Helliconia Summer - Brian W. Aldiss [188]
Her words were meant to reassure. The expression on their faces showed the pain of their inward thought: in twenty years, none of them was likely to be alive.
‘How can you know what’s going to happen in the future, Vry? Even Shay Tal couldn’t do that,’ Laintal Ay said heavily.
She wanted to touch him, but was too shy. ‘It’s a matter of observation and gathering old facts, putting everything together. It’s a matter of understanding what we know, of seeing what we see. Freyr and Batalix are far apart, even when they appear close to us. Each balances on the edge of a great round plate. The plates are tipped at an angle. Where they intersect, there eclipses happen, because our world is in line with Freyr, with Batalix between. Do you understand that?’
Dathka strode up and down. He said impatiently, ‘Listen, Vry, I forbid you to speak of such mad notions in public. The people will kill you. This is what the academy has led you to. I’m not going to listen to any more.’
He gave her a dark look, bitter, yet oddly imploring. She was transfixed. Dathka left the room without further word. Silence was what he left behind.
He had been gone only a couple of minutes when there was a commotion in the street outside. Laintal Ay ran down immediately to see what was happening. He suspected Dathka’s intervention, but his friend had disappeared. A man had fallen from his mount and was crying for help – a foreigner by his garb. A crowd gathered round him, among them faces Laintal Ay knew, although none went to help the traveller.
‘It’s the plague,’ a man told Laintal Ay. ‘Anyone who aided this knave would be sick himself by Freyr-fall.’
Two slaves were brought up, and the sufferer was dragged towards the hospice.
This was the first public appearance of the bone fever in Oldorando.
When Laintal Ay returned to Oyre’s room, she had removed her hoxneys and was washing herself over a bowl, calling out from behind a curtain to Dol and Vry.
Dol’s dimpled face was for once registering expression. She uncoupled Rastil Roon from her breast and passed him to her mother, saying, ‘Listen, my friend, you must act. Call the people together and speak to them. Explain. Never mind Dathka.’
‘You should do that, Laintal Ay,’ Oyre called. ‘Remind everyone of how Aoz Roon built Oldorando, and how you were his faithful lieutenant. Don’t follow Dathka’s plan. Assure everyone that Aoz Roon is not dead, and will return soon.’
‘That’s right,’ Dol said. ‘Remind people how they fear him, and how he built the bridge. They’ll listen to you.’
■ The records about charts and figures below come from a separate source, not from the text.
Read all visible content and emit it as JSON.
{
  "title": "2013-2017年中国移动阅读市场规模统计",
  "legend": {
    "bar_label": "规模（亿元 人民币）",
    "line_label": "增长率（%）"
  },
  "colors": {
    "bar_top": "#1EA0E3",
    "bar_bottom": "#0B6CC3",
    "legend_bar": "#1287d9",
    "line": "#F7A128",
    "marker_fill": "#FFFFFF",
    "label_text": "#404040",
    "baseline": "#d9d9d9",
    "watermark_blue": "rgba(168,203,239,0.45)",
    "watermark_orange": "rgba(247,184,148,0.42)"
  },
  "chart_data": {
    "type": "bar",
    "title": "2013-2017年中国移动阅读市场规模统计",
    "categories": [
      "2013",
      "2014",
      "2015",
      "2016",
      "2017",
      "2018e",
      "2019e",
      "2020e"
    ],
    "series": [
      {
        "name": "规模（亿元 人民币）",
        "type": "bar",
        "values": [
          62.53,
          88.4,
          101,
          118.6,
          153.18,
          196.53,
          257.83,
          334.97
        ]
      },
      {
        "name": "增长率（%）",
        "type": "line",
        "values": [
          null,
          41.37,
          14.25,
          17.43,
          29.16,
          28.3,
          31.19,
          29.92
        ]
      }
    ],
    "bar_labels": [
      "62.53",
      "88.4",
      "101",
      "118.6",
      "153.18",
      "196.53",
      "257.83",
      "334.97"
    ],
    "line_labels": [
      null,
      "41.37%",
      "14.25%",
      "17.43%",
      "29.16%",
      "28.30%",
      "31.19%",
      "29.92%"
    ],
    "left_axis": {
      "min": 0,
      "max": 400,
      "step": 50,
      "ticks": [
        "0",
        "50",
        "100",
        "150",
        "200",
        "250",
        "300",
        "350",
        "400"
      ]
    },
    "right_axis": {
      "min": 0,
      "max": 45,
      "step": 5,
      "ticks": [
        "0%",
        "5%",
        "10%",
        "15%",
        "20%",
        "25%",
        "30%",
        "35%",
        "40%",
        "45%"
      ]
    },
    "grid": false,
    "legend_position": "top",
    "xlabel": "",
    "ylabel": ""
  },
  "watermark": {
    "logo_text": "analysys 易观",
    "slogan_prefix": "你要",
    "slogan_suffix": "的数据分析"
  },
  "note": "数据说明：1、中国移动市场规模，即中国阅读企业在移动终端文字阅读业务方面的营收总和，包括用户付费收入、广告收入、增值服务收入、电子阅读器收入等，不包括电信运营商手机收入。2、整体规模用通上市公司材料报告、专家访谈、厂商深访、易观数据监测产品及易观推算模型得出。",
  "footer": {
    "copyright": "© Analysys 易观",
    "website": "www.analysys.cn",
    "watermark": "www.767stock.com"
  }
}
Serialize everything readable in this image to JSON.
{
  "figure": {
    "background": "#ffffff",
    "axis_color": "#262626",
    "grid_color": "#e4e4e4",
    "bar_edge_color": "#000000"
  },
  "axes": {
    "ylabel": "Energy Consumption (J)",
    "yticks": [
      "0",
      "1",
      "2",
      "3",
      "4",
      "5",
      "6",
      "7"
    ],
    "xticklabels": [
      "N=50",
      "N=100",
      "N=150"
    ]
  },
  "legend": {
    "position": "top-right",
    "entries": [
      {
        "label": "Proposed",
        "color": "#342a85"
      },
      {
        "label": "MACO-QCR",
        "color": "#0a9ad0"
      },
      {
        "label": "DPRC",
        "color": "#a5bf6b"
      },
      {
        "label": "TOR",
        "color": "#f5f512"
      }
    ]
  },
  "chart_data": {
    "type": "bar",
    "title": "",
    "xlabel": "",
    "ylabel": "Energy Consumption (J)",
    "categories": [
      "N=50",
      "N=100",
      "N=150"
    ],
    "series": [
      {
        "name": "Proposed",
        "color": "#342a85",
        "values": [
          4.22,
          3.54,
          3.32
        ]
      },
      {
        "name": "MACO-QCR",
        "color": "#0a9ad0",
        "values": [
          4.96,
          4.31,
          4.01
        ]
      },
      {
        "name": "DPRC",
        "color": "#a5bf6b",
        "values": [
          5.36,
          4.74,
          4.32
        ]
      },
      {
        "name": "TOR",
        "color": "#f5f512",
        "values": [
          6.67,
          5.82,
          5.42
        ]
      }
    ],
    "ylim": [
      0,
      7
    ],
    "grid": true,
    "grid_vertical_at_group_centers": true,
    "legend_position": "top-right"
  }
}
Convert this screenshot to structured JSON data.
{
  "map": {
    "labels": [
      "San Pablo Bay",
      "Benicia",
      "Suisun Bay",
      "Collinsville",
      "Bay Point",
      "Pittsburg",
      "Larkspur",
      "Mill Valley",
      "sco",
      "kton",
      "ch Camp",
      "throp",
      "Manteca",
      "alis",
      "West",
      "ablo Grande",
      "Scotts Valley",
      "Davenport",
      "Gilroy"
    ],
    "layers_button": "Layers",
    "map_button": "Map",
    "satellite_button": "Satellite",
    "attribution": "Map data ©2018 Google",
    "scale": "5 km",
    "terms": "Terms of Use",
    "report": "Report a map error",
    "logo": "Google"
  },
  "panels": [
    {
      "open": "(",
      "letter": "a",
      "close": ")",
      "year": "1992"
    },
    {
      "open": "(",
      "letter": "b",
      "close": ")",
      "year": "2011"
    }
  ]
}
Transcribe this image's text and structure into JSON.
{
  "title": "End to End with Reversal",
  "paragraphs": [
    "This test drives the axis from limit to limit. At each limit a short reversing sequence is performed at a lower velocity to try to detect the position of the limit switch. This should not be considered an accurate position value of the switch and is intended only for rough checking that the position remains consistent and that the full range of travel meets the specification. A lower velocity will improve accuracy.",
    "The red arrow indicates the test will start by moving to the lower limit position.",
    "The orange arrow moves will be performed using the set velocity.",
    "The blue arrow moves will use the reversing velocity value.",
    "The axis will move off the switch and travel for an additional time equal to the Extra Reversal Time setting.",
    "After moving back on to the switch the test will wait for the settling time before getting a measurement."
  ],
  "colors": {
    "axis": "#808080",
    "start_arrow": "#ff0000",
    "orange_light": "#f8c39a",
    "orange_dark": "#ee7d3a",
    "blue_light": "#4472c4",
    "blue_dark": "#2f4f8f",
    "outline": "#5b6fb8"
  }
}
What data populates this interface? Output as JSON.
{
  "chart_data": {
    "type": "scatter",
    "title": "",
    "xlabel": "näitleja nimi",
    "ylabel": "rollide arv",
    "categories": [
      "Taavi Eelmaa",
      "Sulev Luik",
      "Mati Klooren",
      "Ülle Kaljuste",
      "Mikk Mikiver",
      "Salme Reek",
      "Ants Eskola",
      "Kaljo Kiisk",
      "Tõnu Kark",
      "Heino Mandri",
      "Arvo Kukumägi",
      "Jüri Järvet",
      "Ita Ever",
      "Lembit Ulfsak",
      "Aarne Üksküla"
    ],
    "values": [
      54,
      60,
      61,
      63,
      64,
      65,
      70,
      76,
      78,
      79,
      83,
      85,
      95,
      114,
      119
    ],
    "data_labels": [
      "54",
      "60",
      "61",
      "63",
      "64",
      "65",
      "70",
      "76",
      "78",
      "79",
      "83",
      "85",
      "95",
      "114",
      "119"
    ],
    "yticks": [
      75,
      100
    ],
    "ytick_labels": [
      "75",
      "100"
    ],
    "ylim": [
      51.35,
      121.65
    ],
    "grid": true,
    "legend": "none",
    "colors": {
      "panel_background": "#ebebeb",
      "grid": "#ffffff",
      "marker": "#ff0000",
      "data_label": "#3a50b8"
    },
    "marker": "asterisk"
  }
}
‘You’ve sorted out our troubles between you,’ said Laintal Ay. ‘But you are mistaken. Aoz Roon has been gone too long. Half the people here scarcely know his name. They’re strangers, traders passing through. Go to the Pauk and ask the first man you meet who Aoz Roon is – he won’t be able to tell you. That’s why the question of power is open.’ He stood solid before them.
Dol shook her fist at him. ‘You dare say that! It’s lies. If – when he comes back, he’ll rule as before. I’ll see that he kicks out Faralin Ferd and Tanth Ein, too. Not to forget that reptile, Raynil Layan.’
‘Maybe so, maybe not, Dol. The point is, he is not here. What about Shay Tal? She’s been gone just as long. Who speaks of her nowadays? You may still miss her, Vry, but others don’t.’
Vry shook her head. She said quietly, ‘If you want the truth, I miss neither Shay Tal nor Aoz Roon. I think they blighted our lives. I believe she blighted mine – oh, it was my fault, I know, and I owe her much, I being the daughter of a mere slave woman. But I followed Shay Tal too slavishly.’
‘That’s right,’ old Rol Sakil piped, bouncing the baby. ‘She was a bad example to you, Vry – too virginal by half, was our Shay Tal. You’ve gone the same way. You must be fifteen now, near middle age, and still not laid. Get on with it, afore it’s too late.’